Subsequent chapters move backwards, from Ray's last days
in Spring 1999 to Summer 1960, where we find ten-year-old Ray
mesmerized by the thought that his neighbor Mrs. Branscobe's glass
eye may be hereditary, as he was told.
As we all know, if you play a country music song
backwards, you get back, in descending order of importance, your dog,
your truck, and your wife. Similarly, Ray in Reverse
presents us with seemingly insignificant events, but we understand
their powerful meaning for Ray only after learning what has come
before. While the reader might expect each chapter to be linked
causally to the previous ones, the links are not so much narrative as
associative. Those associations can be powerful, however.

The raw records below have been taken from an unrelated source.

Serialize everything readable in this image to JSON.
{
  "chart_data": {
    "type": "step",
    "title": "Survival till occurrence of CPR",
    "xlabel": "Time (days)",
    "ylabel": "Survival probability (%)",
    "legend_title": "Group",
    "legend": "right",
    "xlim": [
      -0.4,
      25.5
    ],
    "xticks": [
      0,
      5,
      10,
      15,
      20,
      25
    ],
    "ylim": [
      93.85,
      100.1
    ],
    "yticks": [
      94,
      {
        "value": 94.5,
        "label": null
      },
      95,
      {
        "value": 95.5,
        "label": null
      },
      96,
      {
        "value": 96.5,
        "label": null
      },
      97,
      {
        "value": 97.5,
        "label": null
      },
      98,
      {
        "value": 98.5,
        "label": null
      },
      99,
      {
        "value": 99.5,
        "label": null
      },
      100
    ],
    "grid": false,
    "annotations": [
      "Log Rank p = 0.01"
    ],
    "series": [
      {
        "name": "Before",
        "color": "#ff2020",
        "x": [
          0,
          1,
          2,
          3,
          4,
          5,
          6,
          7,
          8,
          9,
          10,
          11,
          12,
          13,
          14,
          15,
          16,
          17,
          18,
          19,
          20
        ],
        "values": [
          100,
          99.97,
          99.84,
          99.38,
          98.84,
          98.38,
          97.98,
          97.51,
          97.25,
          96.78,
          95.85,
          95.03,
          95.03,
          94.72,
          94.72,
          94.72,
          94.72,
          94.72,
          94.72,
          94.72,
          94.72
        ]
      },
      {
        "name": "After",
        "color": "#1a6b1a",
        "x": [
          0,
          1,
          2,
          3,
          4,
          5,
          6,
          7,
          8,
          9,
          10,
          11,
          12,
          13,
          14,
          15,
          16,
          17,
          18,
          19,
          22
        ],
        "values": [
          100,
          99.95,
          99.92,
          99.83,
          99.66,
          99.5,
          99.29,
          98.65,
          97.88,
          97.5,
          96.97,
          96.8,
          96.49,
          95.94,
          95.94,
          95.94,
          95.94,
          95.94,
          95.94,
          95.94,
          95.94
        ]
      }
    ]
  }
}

Like Merlin in T. H. White's The Once and Future
King , we know that an event is significant, but we don't know
why. For example, Ray finds himself at the home of Peter Boylan,
the Peter Boylan, the most famous artist in America. Peter
has heard of Ray's button collection, and Ray has a small box full of
Phillip Hartley-designed buttons, one of which will replace a lost
button from Boylan's grandfather's sweater, to which he is
sentimentally attached. As Ray attempts to sew on the button, he
pricks his finger, and the blood seeping from it, and Boylan's
response to the blood, will only become noteworthy when we learn what
had happened to Ray years earlier.
Ray is a flawed man who lives an ordinary life. He
harbors secrets and lusts. His wife, Jennifer, seems to know him
better than he would like. Listening to his heart, she observes that
"'some sound like little drums. Some sound like machinery. Some not
like human hearts at all, but more like the heart of some small
animal. Yours,' she said, and stopped, and lifted her head, thinking
hard. 'Yours sounds like that place at the end of a record when the
needle won't lift.'"
Ray in Reverse is not the first story to be told
backward, and indeed, the shadow of Martin Amis' spectacular
Time's Arrow seems to hang over every page of this book.
However, while Amis' fierce intellectualism went shooting for the big
narrative game, namely the meaning of the Holocaust, Wallace, whose
previous novel is the comic Big Fish, is telling a smaller
story with more modest stakes. Wallace is interested in the
emotional significance of a series of seemingly disconnected events,
linked only by the fact that they happened to the same man.
Andre Malraux once said that death changes life into
destiny. Ray in Reverse is a quiet, quirky, charming
exploration of the meaning of that phrase.